7 December 2012 6 Comments

Build Tableau Data Extracts out of CSV Files? More Python TDE API madness!

So here we have the 3rd in a series about using Tableau 8's 'Data Extract' API to automatically create TDE files from various data sources without using the desktop client. This time we're focusing on good ole' Comma Separated files.

Much like my SQL Server script, this one tries to guess field names and field data types in order to produce as good of an extract as possible - I've also added a little command line progress bar for your FILE WATCHING ENJOYMENT.

You know, in case you're into shit like that.

Plus, I report on file sizes and row counts! OMG! You ALSO have the ability to run MULTIPLE files in a directory - in case you have a bunch that need to be crunched into their own TDE files - that's right, Christmas come early! (You're welcome)

I used some census data files for testing (as well as Metallica, Bigfoot, and UFO data - but that's a given) as you can see below. I gotta, say processing CSV files is decent speedy - even though I haven't tried to process any HUGE files yet (2GB+).

Bit of explanation about the script parameters:

  • cvsfilenamemask = '.csv' It's basically an "ends with" string - so you can use something like '.csv' to process ALL CSV files in a directory, or simply change it to something like 'input.csv' to ONLY process that file from that dir.
  • sourcedir = 'C:\\Python27\\' Fairly obvious - this is the folder that the script will look in for any files matching 'csvfilenamemask' above. You can also use UNC file paths like ''\\\\ryrobesxps\d$\\'. Remember to double up your slashes accordingly!
  • targetdir = 'C:\\Python27\\' Same as above, except this it the target dir that the resulting TDE file will be written to.
  • csvdelimiter = ',' You should know this one.
  • csvquotechar = '"' AND this one, but who knows.
  • rowoutput = False Set to 'True' to have all the row and column info echoed into the command line window - it's good for debugging data and script errors but it slows things down like 10X (literally).

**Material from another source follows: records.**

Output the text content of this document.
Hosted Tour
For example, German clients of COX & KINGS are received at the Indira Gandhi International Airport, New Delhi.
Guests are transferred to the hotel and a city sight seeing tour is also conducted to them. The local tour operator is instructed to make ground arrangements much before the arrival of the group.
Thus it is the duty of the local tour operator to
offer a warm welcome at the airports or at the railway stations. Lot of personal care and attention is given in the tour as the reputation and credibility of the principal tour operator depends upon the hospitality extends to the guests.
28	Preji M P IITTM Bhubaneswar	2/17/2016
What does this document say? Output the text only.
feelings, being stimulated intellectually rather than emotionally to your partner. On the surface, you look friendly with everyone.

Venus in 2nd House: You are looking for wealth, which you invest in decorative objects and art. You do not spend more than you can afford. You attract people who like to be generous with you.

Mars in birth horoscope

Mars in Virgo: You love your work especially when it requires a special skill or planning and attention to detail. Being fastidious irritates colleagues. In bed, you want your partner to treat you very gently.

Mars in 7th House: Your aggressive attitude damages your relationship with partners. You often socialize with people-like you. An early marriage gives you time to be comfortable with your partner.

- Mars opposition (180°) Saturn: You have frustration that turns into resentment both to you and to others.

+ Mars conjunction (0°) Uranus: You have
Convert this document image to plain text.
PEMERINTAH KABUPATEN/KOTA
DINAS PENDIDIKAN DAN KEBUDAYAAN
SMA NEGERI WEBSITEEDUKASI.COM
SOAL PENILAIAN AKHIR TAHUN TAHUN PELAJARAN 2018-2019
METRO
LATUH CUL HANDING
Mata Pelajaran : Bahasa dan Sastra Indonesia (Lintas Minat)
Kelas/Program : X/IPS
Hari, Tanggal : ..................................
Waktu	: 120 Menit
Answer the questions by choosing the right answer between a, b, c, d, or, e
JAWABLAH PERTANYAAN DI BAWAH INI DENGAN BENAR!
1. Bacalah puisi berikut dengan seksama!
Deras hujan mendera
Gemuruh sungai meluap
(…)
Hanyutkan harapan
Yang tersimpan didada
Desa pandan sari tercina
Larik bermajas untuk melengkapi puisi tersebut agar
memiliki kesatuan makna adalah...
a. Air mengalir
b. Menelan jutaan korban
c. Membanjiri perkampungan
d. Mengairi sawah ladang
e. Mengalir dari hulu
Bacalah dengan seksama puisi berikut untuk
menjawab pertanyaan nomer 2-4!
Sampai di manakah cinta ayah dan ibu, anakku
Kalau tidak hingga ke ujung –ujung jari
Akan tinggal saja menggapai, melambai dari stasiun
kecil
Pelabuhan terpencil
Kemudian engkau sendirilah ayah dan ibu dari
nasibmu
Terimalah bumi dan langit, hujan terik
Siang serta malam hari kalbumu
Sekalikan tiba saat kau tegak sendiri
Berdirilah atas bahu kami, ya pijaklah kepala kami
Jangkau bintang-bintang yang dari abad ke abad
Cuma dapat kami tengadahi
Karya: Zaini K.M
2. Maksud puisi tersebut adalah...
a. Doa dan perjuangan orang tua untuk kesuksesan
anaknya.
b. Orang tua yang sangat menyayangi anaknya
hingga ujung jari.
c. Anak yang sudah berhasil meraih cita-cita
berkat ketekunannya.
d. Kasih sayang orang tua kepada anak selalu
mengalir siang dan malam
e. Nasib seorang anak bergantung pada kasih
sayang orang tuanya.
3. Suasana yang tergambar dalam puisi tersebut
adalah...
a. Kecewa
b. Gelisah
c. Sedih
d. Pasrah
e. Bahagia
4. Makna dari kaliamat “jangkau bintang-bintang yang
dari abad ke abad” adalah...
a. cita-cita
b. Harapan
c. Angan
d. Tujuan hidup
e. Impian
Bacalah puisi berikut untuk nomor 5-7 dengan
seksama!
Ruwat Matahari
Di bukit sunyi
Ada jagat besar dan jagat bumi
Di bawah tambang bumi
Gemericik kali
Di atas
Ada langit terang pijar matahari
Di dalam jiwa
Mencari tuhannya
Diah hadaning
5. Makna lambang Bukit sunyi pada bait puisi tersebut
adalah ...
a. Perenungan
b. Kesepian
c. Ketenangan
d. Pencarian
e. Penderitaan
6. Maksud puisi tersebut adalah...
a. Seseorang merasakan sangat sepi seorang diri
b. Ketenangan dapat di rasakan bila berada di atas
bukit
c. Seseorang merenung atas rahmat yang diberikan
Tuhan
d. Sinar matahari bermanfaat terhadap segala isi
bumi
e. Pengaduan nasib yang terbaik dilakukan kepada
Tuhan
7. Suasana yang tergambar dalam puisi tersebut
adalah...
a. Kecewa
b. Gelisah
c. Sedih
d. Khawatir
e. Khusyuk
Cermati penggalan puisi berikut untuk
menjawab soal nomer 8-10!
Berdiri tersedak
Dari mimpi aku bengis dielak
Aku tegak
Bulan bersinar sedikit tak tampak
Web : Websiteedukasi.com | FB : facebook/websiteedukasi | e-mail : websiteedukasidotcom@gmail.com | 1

Who knew that printing out thousands of things would be so expensive! ;)

Here's a sample output from some tests I did earlier

C:\Python27>python CSV_to_TDE.py

###########################################################################
  Now working on cbp10co.csv (2,155,390) -> cbp10co.tde (59,871 rows per =)
###########################################################################
[ = = = = = = = = = = = = = = = = = = = = = = = = = = = = = = = = = = = = ]
(2,155,390 rows)

###########################################################################
  Now working on cbp10st.csv (456,410) -> cbp10st.tde (12,678 rows per =)
###########################################################################
[ = = = = = = = = = = = = = = = = = = = = = = = = = = = = = = = = = = = = ]
(456,410 rows)

###########################################################################
  Now working on PlayerStats.csv (23) -> PlayerStats.tde (10 rows per =)
###########################################################################
[ = = ]
(23 rows)

###########################################################################
  Now working on simple.csv (32) -> simple.tde (10 rows per =)
###########################################################################
[ = = = ]
(31 rows)

cbp10co.csv   383 seconds   2,155,390 rows. TDE file is 172.9MB (source was 42.2MB)
cbp10st.csv   431 seconds   456,410 rows. TDE file is 114.6MB (source was 43.5MB)
PlayerStats.csv 4 seconds   23 rows. TDE file is 3.5KB (source was 57.4KB)
simple.csv      1 seconds   31 rows. TDE file is 659.0bytes (source was 34.4KB)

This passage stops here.